Using a computer model, and then comparing their results to an online survey of the same nature these Social Psychologists confirmed their hypothesis that two Socioeconomic Factors, residential mobility and economic conditions, have a hand in determining whether we have a broad or close knit social network. It also seemed to have a hand on our overall well-being.
“In zip codes that were residentially stable and relatively low income, participants who had a narrow, deep friendship strategy reported greater well-being than those who had a broad, shallow friendship strategy. Notably, the broad, shallow strategy was associated with subjective well-being in all three of the other economic conditions (low income-unstable, high income-stable, high income-unstable).
Oishi and Kesebir argue that these results provide clear evidence for the role of socioeconomic factors — such as residential mobility and economic security — in determining the most adaptive networking strategy.”
Their explanation behind this trend seems pretty straight forward:
“…Americans may prefer a large social network, for example, because Americans move around a lot. Thus, it may make sense to spread time and resources across many friends to minimize the loss of any one friend moving away. Economic conditions at a given time are also a factor. When times are prosperous, they speculate, your friends are less likely to need much help, whether it’s covering a hospital bill or providing babysitting, and so a broad network of friends is easy to maintain. But when times aren’t as flush, having more friends might incur huge costs in terms of both time and resources.”
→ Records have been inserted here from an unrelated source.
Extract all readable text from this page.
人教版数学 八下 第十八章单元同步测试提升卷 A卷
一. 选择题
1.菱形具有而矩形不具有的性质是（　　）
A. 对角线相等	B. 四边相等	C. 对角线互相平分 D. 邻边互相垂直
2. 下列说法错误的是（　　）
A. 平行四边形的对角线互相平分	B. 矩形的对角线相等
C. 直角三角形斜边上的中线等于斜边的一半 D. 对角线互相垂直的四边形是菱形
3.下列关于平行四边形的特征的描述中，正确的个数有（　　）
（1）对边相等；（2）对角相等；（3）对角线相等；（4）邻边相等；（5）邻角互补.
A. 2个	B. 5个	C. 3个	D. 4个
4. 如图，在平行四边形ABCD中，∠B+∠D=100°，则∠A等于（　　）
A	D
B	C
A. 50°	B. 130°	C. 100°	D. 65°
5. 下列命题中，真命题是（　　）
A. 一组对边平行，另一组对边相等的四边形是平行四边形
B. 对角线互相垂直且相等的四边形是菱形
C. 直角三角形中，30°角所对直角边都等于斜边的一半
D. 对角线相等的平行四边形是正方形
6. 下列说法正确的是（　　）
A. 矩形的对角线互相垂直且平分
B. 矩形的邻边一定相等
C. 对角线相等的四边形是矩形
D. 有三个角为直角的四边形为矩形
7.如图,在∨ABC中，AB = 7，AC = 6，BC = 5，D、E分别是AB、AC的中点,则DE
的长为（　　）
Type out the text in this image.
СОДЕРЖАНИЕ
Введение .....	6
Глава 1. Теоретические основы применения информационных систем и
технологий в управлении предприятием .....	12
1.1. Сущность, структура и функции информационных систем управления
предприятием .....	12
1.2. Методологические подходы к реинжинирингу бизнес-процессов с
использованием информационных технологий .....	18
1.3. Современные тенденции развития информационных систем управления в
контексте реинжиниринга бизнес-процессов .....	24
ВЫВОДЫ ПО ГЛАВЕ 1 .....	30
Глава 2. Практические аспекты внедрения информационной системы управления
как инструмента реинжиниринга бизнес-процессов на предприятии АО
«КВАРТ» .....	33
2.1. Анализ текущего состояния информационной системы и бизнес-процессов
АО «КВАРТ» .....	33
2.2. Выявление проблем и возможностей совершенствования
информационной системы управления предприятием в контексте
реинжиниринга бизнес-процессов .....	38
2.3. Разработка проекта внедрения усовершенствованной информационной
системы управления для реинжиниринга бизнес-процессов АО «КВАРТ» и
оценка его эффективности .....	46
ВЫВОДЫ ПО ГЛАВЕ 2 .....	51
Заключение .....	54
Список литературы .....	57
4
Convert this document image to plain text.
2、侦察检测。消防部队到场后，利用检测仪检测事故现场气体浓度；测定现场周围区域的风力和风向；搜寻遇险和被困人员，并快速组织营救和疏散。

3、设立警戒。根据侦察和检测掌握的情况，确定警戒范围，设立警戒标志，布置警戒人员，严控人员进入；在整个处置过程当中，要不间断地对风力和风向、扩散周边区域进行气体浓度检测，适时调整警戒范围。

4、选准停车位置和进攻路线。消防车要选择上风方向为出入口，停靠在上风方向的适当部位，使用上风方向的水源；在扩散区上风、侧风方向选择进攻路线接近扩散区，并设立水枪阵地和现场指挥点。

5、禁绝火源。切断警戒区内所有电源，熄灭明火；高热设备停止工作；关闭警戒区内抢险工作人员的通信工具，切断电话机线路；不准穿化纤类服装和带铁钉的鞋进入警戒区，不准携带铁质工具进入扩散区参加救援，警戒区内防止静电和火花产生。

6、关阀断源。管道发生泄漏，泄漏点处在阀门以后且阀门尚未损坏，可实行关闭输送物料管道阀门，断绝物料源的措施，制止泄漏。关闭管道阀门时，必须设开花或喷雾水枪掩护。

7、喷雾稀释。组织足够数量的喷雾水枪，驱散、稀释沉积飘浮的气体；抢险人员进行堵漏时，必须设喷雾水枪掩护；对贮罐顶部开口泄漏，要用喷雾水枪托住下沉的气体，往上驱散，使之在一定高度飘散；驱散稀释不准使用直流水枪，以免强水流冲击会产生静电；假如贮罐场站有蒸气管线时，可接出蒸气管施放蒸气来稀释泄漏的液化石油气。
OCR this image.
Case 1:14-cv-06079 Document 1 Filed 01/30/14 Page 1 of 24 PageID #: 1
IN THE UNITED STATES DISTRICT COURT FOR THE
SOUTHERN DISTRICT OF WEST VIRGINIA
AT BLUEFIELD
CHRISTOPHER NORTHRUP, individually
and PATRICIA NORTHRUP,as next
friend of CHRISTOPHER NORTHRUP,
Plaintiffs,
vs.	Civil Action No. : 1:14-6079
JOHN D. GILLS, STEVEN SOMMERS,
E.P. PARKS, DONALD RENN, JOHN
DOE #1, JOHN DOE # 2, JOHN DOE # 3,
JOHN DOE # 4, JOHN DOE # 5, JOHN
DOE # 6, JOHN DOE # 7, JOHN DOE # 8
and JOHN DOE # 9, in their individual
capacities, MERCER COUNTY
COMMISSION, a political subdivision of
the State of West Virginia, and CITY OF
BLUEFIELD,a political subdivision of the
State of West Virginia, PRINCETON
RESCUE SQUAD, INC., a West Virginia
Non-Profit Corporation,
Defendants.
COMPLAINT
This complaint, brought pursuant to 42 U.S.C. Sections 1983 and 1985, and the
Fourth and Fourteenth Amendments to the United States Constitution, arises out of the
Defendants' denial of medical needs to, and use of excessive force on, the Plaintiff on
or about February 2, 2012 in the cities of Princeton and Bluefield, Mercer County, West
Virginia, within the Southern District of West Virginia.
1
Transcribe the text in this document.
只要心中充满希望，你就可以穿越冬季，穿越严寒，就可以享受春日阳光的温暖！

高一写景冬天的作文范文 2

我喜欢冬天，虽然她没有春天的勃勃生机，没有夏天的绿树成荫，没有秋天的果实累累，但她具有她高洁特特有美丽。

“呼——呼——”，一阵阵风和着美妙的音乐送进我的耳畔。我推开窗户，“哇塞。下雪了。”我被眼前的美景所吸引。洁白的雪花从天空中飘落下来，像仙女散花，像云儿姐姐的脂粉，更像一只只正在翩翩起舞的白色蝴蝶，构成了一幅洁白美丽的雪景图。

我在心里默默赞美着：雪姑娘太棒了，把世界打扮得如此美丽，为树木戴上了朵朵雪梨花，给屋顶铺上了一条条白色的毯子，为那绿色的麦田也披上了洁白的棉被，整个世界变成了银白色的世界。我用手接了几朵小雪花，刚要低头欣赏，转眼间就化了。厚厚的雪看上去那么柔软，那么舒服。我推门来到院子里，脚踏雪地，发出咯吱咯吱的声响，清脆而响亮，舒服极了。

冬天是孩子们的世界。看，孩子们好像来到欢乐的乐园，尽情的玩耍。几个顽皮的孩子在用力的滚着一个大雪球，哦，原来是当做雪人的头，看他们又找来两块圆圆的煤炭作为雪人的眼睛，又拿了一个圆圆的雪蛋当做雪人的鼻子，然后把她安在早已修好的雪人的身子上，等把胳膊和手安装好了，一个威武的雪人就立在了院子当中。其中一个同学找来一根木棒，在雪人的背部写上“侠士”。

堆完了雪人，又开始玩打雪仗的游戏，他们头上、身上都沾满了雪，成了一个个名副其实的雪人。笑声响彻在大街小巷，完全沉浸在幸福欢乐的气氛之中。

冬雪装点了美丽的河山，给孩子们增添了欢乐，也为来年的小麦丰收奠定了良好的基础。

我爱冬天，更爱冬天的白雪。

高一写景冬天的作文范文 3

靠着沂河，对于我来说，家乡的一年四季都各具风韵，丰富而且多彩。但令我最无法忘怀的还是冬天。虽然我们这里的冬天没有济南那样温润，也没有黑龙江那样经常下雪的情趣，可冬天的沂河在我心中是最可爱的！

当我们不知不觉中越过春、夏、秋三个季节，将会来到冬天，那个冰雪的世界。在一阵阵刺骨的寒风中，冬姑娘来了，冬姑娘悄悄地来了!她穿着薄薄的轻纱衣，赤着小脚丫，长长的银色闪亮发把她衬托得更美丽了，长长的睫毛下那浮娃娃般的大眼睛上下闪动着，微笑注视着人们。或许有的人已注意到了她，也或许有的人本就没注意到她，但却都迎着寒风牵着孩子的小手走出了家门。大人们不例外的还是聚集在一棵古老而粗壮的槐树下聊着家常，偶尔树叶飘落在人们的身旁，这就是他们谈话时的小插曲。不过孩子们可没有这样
The Social Psychologists also suggest that this is not the trend outside the United States, where ‘facebook culture’ is less prevalent and individuals stick with close knit communities. They also suggest that this trend could be changing:
“”As residential mobility decreases and economic recession deepens in the United States, the optimal social-networking strategy might shift from the broad but shallow to the narrow but deep, even in a nation known best for the strength of weak ties,” the researchers conclude.”
So what do you think, do you think this is true? Do you think it’s an overgeneralization? For example, are those in professions who are more prone to giving going to still follow the same trend? Would these individuals be less hesitant to give in times of financial difficult than others, and thus continue to maintain their broad network?
This type of social research is incredibly applicable to Macro social work, as one’s preference for network size could influence one’s interest in helping others or banning together for a shared cause. This is very interesting research indeed!